• Robert De Niro typecasted on Saturday Night Live; funny at times

    There’s a bit of irony in this week’s show. You’ve got an actor of Robert De Niro’s caliber hosting, one whose very reason for being a host is that his ability to deliver in comedies has proven so successful that audiences are flocking for thirds with “Little Fockers.” And yet, he spent most of the night playing either himself or his old cast-type. In one case, it was both. The obvious question is: But was it funny? The honest answer is: Sometimes. The show did elicit laughs, but often, where the host was concerned, it felt awkward.

    The monologue is a natural place to start. The writing really was smart, with one of the greatest ambassadors of New York City screwing up essential facts. The “Hooked on Phonics” delivery, if it had been intentional and more over-the-top, could have actually complemented the writing. But, it didn’t. Bobby D was hooked on cue cards and, unfortunately, it showed.

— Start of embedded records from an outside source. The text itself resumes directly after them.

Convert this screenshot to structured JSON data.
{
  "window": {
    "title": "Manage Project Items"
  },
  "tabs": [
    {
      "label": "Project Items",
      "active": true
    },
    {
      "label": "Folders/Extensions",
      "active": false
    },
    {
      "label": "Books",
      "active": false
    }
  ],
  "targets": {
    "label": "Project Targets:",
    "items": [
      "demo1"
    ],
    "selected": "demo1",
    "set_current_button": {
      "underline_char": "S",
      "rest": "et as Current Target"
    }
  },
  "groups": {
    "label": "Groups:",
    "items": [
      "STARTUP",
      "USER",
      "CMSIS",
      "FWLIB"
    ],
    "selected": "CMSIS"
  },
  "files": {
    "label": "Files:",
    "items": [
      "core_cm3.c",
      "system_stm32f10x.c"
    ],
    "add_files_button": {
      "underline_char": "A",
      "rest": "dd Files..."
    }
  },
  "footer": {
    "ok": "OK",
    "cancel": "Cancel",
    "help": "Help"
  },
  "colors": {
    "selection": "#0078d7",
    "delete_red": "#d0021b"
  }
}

    But let’s try to concentrate on the good stuff. Immediately after that, we saw a more successful combination in a pre-recorded fauxmercial for a bestselling author. De Niro made a lot of laugh-worthy faces and nailed his one-off lines while the majority of the work was done by the writers coming up with funny book titles read by an overly serious narrator.

    Next thing you know, he’s on stage with an Oompa Loompa. What? Or I should say “What Up With That?” In this installment, Kenan Thompson’s Deandre Cole dedicates his segment to Hollywood. De Niro, backed by Robin Williams, doesn’t take kindly to the inherent interruptions, but his reaction only plays further into the bit’s formula.

    Making the promotional rounds, the host also appeared on “La Rivista Della Televisione,” the Italian talk show hosted by Bill Hader’s suave, chain smoking Vinny Vedecci. He’s bested in performing De Niro impressions, he’s pranked into involuntary manslaughter and he’s tricked into delivering one of his old movie lines.

    As himself again on the set of “Little Fockers,” he was stumped by Bobby Moynahan as a 13-year-old kid who’s giddy about all things movies, even Ben Stiller in his first of two cameos, but remains thoroughly unimpressed by him. Maybe if that kid saw him decked out in Brooklyn drag, grinding up on musical guest Diddy, he’d have been more impressed. Probably not.

    Finally, we end with the beginning, and the funniest sketch of the night. While the Cold Open began as another eye-rolling public address by Fred Armisen’s Obama, it quickly morphed into an inspired politics and pop culture mashup of WikiLeaks and TMZ, featuring lots of perfect bits and pieces, including a quickie from De Niro. More openings like this in the future, please!

    December 11 will be the week of the Pauls, with Rudd hosting and McCartney as the musical guest.